9-FS / nhentai_archivist

downloads hentai from nhentai.net and converts to CBZ
MIT License
92 stars 4 forks source link

Please add functionality to skip previously downloaded files #15

Closed Parshanttt closed 5 days ago

Parshanttt commented 5 days ago

Please create functionality to skip already downloaded files I am not talking about the duplicates posted in nhentai like if I download a manga and then delete it and again try to run the program it downloads it again and that is very important because I read o Reddit there nhentai collection is like 9 TB and not many people have that i kind of space free. You guys can implement this by letting the program record all the link that it downloaded in a .txt file and next time to skip it if the link is present in the .txt, like they have implemented this in yt-dlp.

9-FS commented 5 days ago

Hello, nHentai Archivist already checks prior every download if there already is a file at the resulting filepath and if so, skips the download. As long as you don't move things around manually in LIBRARY_PATH, it will detect it. If you manually delete stuff from your library and then tell nHentai Archivist to download them again, it will of course redownload it... This is desired behaviour.

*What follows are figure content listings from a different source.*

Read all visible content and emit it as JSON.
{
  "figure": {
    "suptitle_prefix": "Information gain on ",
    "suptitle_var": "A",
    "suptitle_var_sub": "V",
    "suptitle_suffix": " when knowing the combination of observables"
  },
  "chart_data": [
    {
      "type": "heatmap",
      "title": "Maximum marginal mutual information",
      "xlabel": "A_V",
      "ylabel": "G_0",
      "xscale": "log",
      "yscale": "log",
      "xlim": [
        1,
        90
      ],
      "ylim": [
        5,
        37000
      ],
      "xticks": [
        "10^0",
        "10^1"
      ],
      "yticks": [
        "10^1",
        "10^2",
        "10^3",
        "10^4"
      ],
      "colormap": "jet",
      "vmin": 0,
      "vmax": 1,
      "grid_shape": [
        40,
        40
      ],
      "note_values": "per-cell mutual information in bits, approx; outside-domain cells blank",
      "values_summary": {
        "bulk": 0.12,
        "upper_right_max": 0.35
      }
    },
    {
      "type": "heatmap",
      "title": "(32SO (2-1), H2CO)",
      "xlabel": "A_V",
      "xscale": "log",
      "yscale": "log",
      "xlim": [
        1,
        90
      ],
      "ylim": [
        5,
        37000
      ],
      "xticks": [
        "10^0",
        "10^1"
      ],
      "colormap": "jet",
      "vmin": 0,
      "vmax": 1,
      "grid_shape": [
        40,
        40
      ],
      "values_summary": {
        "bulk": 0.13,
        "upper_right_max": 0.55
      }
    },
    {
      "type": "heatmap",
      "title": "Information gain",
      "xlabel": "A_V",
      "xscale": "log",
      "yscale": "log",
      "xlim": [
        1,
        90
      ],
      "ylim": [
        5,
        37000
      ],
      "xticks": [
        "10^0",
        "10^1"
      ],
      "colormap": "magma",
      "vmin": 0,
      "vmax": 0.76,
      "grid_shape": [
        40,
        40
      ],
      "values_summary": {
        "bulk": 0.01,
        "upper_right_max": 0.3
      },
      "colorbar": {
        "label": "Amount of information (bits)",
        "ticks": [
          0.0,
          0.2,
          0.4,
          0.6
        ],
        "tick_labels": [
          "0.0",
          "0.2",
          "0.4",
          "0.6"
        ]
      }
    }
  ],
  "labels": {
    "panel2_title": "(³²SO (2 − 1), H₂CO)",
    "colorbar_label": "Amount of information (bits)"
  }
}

If you don't want to download certain entries, I suggest you remove those ID from the downloadme.txt before downloading. Preferrably use the tag exclusion feature if you can. If this is about blacklisting individual works, at the moment have a python script or similar filter blacklisted ID out.

I'm not going to implement your proposed functionality, because that's just janky. The only thing I would be willing to consider is a blacklist feature.

billsargent commented 5 days ago

A reason I could see this beneficial would be if you download and then move to a komga server on another system which is what I do. My NAS runs komga, but I download on my raspberry pi. An sqlite db of already downloaded IDs would allow that. It could be used to skip duplicates later if someone changes the tags. If someone decides they don't need the db of lready downloaded tags, they can just delete the db. I do think comparing against files in the download directory is important though too.

Having said this, an smb mount to my nas would allow it to download right into komga. But I wasn't sure how well this nhentai archivist thing would work. It seems to do a pretty damn good job.

9-FS commented 5 days ago

Having said this, an smb mount to my nas would allow it to download right into komga.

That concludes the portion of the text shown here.